Arda Alden Green (1899-1958) was an American biochemist and protein-purifying pro who worked “in the shadows” of “big names” but made big contributions of her own, including isolating the neurotransmitter serotonin and figuring out why fireflies glow.
Green was born May 7, 1899 in Prospect, Pennsylvania. She earned degrees in chemistry and philosophy from the University of California, Berkeley followed by a medical degree from Johns Hopkins University. Her work with isolating proteins began when she took a hiatus from her medical studies to learn from protein chemist Edwin Cohn at Harvard. She returned to Cohn’s lab after graduating and carried out a series of seminal experiments showing how hemoglobin’s ability to transport oxygen throughout the bloodstream is affected by pH. She became a pediatrics research associate, tutored students, and helped Cohn develop methods to isolate blood proteins that were in high demand during WWII.
After 12 years at Harvard, she moved to Washington University in St. Louis to work in the laboratory of Gerty and Carl Cori. If you’ve taken a biochemistry course, you might have heard of the Cori Cycle (the series of biochemical reactions that converts the sugar-storage molecule glycogen into lactate and back again). Gerty Cori & her husband (deservedly) won the Nobel Prize for working it out, but Green helped make their work possible by figuring out how to isolate pure enzymes (molecules that speed up (catalyze) reactions) in the pathway including phosphorylase, which sets the cycle in motion.
She then moved to the Cleveland Clinic, where she studied molecules contributing to blood pressure regulation. In addition to isolating proteins involved in hypertension (high blood pressure) she isolated the neurotransmitter serotonin, an important signaling molecule in the nervous system.
She then went back to Johns Hopkins where she crystallized luciferase, the protein that makes fireflies glow, and helped figure out how it works. She started working on purifying the protein that makes some bacteria glow, but she died from breast cancer before she could finish out this work. Her death also came before she could be formally presented with the Garvan-Olin medal – the highest award for an American female chemist.

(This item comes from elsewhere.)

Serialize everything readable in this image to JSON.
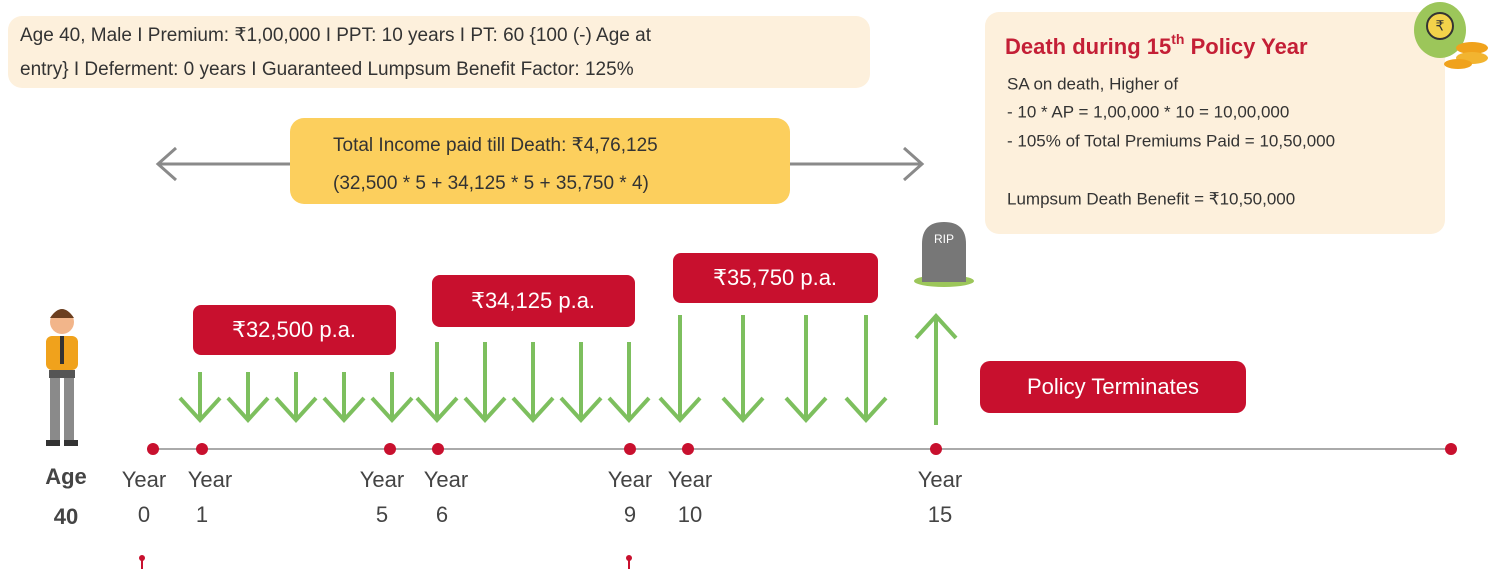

Green’s name is often lost in the shadows of the scientists she worked with whose names have been kept at the forefront in part because of having things named after them. In addition to the Coris, she worked with Hans Krebs (who also has a Nobel Prize as well as a biochemical cycle named after him); Leonor Michaelis (the Michaelis-Menten equation describes enzyme kinetics); and Lawrence Henderson (the Henderson-Hasselbach equation relates to pH).
There is no doubt in my mind that Green, who was lauded as a thoughtful mentor as well as a skilled scientist, positively influenced the work of these “legends” and if I ever discover something, I’d like to name it after her!